Castle Hedingham is a village in northeast Essex, England, located four miles west of Halstead and 3 miles south-east of Great Yeldham in the Colne Valley on the ancient road from Colchester, Essex, to Cambridge. It developed around Hedingham Castle, the ancestral seat of the de Veres, Earls of Oxford. The first earl, Aubrey de Vere III, finished the initial building of the keep and established a Benedictinenunnery, Castle Hedingham Priory, near the castle gates. Hugh de Vere, fourth earl of Oxford, purchased the right to hold a market in the town of the crown in the mid-13th century. He also founded a hospital just outside the gates of the castle around 1250. The village's main attractions are the well preserved Norman Hedingham Castle, the Colne Valley Railway, Kirby Hall and its many timber-framed medieval buildings. The church of St. Nicholas is late Norman and Gothic, building having commenced around 1180. The fine double hammerbeam roof is attributed to Thomas Loveday, who was responsible for work on St John's College, Cambridge. Its Romanesque wheel window and cemetery cross are remnants of the Norman church. The village was served by Sible and Castle Hedingham railway station which was opened by Colne Valley & Halstead Railway Company in 1867. The station closed in 1964 and was dismantled and rebuilt in 1974 on a new site to the north west of the village by the Colne Valley Railway Preservation Society. Castle Hedingham Pottery was an art pottery studio run by Edward Bingham at Castle Hedingham from about 1864 until 1901.
Notable residents
Edward Bingham, Victorian potter whose Castle Hedingham Ware has become increasingly sought after.

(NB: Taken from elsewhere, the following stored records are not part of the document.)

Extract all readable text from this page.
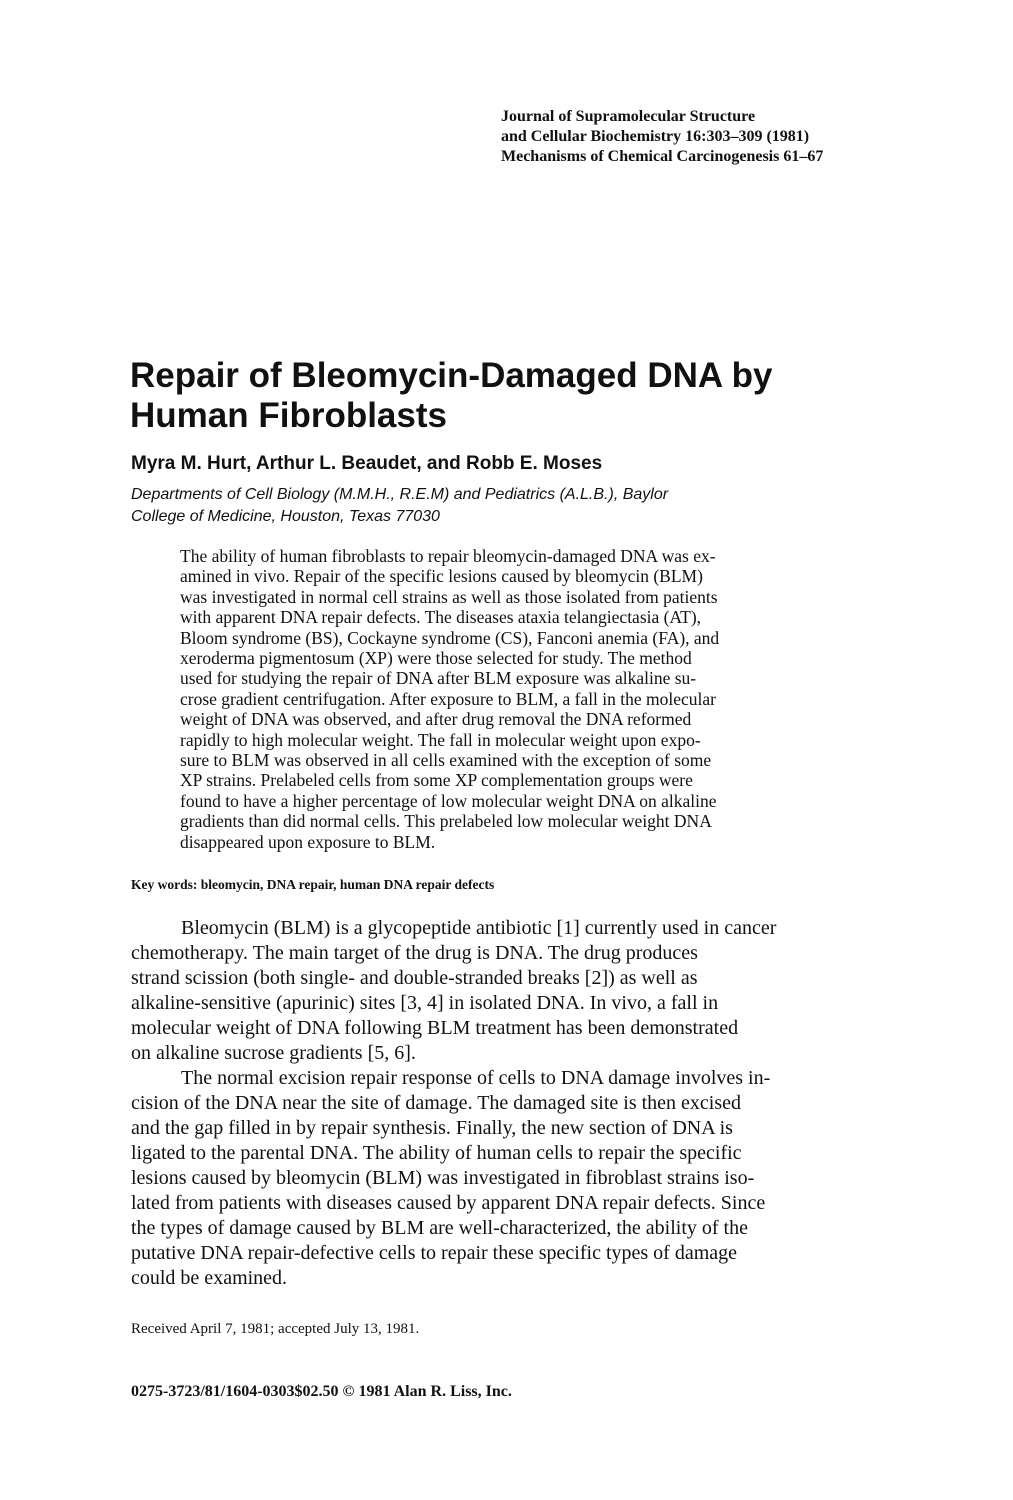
Journal of Supramolecular Structure
and Cellular Biochemistry 16:303–309 (1981)
Mechanisms of Chemical Carcinogenesis 61–67
Repair of Bleomycin-Damaged DNA by
Human Fibroblasts
Myra M. Hurt, Arthur L. Beaudet, and Robb E. Moses
Departments of Cell Biology (M.M.H., R.E.M) and Pediatrics (A.L.B.), Baylor
College of Medicine, Houston, Texas 77030
The ability of human fibroblasts to repair bleomycin-damaged DNA was ex-
amined in vivo. Repair of the specific lesions caused by bleomycin (BLM)
was investigated in normal cell strains as well as those isolated from patients
with apparent DNA repair defects. The diseases ataxia telangiectasia (AT),
Bloom syndrome (BS), Cockayne syndrome (CS), Fanconi anemia (FA), and
xeroderma pigmentosum (XP) were those selected for study. The method
used for studying the repair of DNA after BLM exposure was alkaline su-
crose gradient centrifugation. After exposure to BLM, a fall in the molecular
weight of DNA was observed, and after drug removal the DNA reformed
rapidly to high molecular weight. The fall in molecular weight upon expo-
sure to BLM was observed in all cells examined with the exception of some
XP strains. Prelabeled cells from some XP complementation groups were
found to have a higher percentage of low molecular weight DNA on alkaline
gradients than did normal cells. This prelabeled low molecular weight DNA
disappeared upon exposure to BLM.
Key words: bleomycin, DNA repair, human DNA repair defects
Bleomycin (BLM) is a glycopeptide antibiotic [1] currently used in cancer
chemotherapy. The main target of the drug is DNA. The drug produces
strand scission (both single- and double-stranded breaks [2]) as well as
alkaline-sensitive (apurinic) sites [3, 4] in isolated DNA. In vivo, a fall in
molecular weight of DNA following BLM treatment has been demonstrated
on alkaline sucrose gradients [5, 6].
The normal excision repair response of cells to DNA damage involves in-
cision of the DNA near the site of damage. The damaged site is then excised
and the gap filled in by repair synthesis. Finally, the new section of DNA is
ligated to the parental DNA. The ability of human cells to repair the specific
lesions caused by bleomycin (BLM) was investigated in fibroblast strains iso-
lated from patients with diseases caused by apparent DNA repair defects. Since
the types of damage caused by BLM are well-characterized, the ability of the
putative DNA repair-defective cells to repair these specific types of damage
could be examined.
Received April 7, 1981; accepted July 13, 1981.
0275-3723/81/1604-0303$02.50 © 1981 Alan R. Liss, Inc.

Sir Fowell Buxton, 1st Baronet, founder of the RSPCA, Member of Parliament and social reformer who was a leading abolitionist in the 19th century and took over William Wilberforce's leadership of the anti slavery movement in the House of Commons when the latter retired.
Mark Catesby, naturalist.
Aubrey de Vere I, holder of the entire manor of Hedingham in the Domesday Book of 1086.
Aubrey de Vere III, 1st Earl of Oxford, completed the stone keep at Hedingham.
Robert de Vere, 3rd Earl of Oxford, one of the 25 barons of Magna Carta.
Robert de Vere, 9th Earl of Oxford.
John de Vere, 13th Earl of Oxford, commander of Henry Tudor's army at the Battle of Bosworth Field.